02/12/21 - Le mandat de protection future

GILBERT ROUX Bienvenue sur les #RDVExperts, le podcast destiné aux conseillers en gestion de patrimoine et courtiers partenaires de Cardif. Nous allons parler juridique aujourd’hui dans ce podcast les #RDVExperts, et c'est tout à fait normal lorsque notre invité n'est autre que Pascal Lavielle. Bonjour, Pascal.

PASCAL LAVIELLE Bonjour.

GILBERT ROUX Alors, Pascal Lavielle, je le rappelle à nos auditeurs vous êtes responsable du service Ingénierie Patrimoniale, Retraite et Fiscalité chez PNB Paribas Cardif. Le sujet qui va nous intéresser aujourd'hui, que vous allez détailler pour nous, c'est le mandat de protection future. Alors, pourquoi met-on en place un mandat de protection future, Pascale Lavielle ?

Pourquoi met-on en place un mandat de protection future ?

PASCAL LAVIELLE Pourquoi on met en place un mandat de protection future ? Parce que nous vivons de plus en plus vieux, et c'en est heureux, c'est très heureux que nous puissions vivre de plus en plus âgés, mais malheureusement, certains d'entre nous vont voir leurs facultés se dégrader et donc vont avoir besoin d'une mesure de protection dans le cadre de leur état de dépendance. De ce fait, il est important d'organiser cette dépendance, d'organiser cette protection, et protection qui devrait être conforme à notre goût, à notre style de vie.

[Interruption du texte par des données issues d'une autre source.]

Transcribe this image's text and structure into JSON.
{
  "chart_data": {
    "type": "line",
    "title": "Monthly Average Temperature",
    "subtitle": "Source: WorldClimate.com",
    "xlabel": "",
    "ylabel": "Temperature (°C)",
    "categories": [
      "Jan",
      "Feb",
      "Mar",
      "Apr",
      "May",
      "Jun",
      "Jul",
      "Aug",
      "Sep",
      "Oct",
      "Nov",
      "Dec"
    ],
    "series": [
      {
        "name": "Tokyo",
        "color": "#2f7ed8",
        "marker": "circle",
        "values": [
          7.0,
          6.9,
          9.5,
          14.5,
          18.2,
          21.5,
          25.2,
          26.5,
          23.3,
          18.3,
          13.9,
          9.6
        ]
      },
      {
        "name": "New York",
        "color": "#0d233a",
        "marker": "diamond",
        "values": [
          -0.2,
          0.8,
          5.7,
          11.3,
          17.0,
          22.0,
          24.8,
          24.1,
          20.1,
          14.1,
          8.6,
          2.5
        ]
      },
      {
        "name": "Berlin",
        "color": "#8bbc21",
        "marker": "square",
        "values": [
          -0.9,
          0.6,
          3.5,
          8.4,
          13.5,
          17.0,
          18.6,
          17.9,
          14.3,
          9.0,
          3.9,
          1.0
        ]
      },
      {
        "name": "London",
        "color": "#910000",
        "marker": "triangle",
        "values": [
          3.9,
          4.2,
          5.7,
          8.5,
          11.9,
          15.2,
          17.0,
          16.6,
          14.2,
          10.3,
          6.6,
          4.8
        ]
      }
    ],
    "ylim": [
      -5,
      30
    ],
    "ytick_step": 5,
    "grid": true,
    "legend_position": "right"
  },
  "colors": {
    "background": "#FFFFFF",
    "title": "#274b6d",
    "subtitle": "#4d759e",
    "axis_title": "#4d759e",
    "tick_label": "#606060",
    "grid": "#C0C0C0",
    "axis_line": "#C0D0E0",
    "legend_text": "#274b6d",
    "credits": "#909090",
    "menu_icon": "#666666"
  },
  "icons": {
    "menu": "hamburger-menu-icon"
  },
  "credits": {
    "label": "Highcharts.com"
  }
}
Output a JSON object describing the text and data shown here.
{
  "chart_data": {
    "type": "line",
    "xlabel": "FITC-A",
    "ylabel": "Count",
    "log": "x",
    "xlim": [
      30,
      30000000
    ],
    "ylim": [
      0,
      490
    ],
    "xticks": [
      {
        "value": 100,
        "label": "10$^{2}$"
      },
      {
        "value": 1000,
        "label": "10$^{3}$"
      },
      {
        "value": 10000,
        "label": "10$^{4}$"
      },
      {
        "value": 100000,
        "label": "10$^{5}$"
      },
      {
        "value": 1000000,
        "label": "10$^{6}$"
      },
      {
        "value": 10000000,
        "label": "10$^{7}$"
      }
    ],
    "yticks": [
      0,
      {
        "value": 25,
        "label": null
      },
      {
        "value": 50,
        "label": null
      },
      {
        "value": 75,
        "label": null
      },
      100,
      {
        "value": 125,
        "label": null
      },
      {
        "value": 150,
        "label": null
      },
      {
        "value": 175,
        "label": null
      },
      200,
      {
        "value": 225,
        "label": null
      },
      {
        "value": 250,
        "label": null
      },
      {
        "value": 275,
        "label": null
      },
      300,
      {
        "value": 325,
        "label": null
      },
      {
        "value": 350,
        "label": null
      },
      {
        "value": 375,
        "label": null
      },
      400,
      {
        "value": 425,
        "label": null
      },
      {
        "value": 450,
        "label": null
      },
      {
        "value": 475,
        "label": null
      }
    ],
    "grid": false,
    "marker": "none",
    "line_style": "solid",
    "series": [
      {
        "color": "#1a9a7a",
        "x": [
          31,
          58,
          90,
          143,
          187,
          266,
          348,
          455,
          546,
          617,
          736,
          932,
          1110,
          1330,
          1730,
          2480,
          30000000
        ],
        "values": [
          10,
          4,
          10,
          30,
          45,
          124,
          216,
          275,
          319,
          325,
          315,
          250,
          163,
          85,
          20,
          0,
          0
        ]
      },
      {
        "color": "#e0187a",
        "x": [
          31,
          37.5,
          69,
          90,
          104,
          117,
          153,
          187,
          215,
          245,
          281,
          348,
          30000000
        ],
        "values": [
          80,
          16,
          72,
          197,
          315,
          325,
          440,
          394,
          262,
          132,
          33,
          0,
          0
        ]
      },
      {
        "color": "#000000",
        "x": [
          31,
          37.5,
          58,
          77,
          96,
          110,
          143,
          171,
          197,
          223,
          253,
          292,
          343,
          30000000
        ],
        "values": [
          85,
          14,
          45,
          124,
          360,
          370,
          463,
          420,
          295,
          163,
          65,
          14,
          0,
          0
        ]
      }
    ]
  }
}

Donc ça, c'est l'élément important auquel va répondre le mandat de protection future. Parce que ce mandat de protection future, il a été envisagé par une loi, une loi de mars 2007 qui a mis en place, dans le cadre des régimes de protection des majeurs, le mandat de protection future.

GILBERT ROUX Alors, justement, c'est une question que je me pose. Est-ce que finalement cet acte, ce mandat de protection future, est suffisamment connu, suffisamment maîtrisé dans le cadre de l'ingénierie patrimoniale ?

PASCAL LAVIELLE Maîtrisé, oui. Nous le connaissons bien, nous l'avons bien étudié, mais, malheureusement, comme vous le dites, il est méconnu. Il est méconnu par le grand public, ce mandat de protection future. En France, on relève qu'il n'y aurait que 6 000 mandats de protection future qui ont été passés, essentiellement notariés. Donc, c'est très peu alors que dans les autres pays, il est assez développé. On peut citer par exemple le Québec, où il paraîtrait que 30 % de la population aurait signé un mandat de protection future. Donc vous voyez que dans les autres pays, il est particulièrement développé, malheureusement assez méconnu en France. Le faible succès pour l'instant de ce mandat de protection future, il est peut-être du fait qu'il n'est effectivement pas bien connu. Il est peut-être aussi lié au fait que ce n'est pas évident d'envisager son état de dépendance future. Et peut-être également que nous n'avons pas su assurer assez sa promotion.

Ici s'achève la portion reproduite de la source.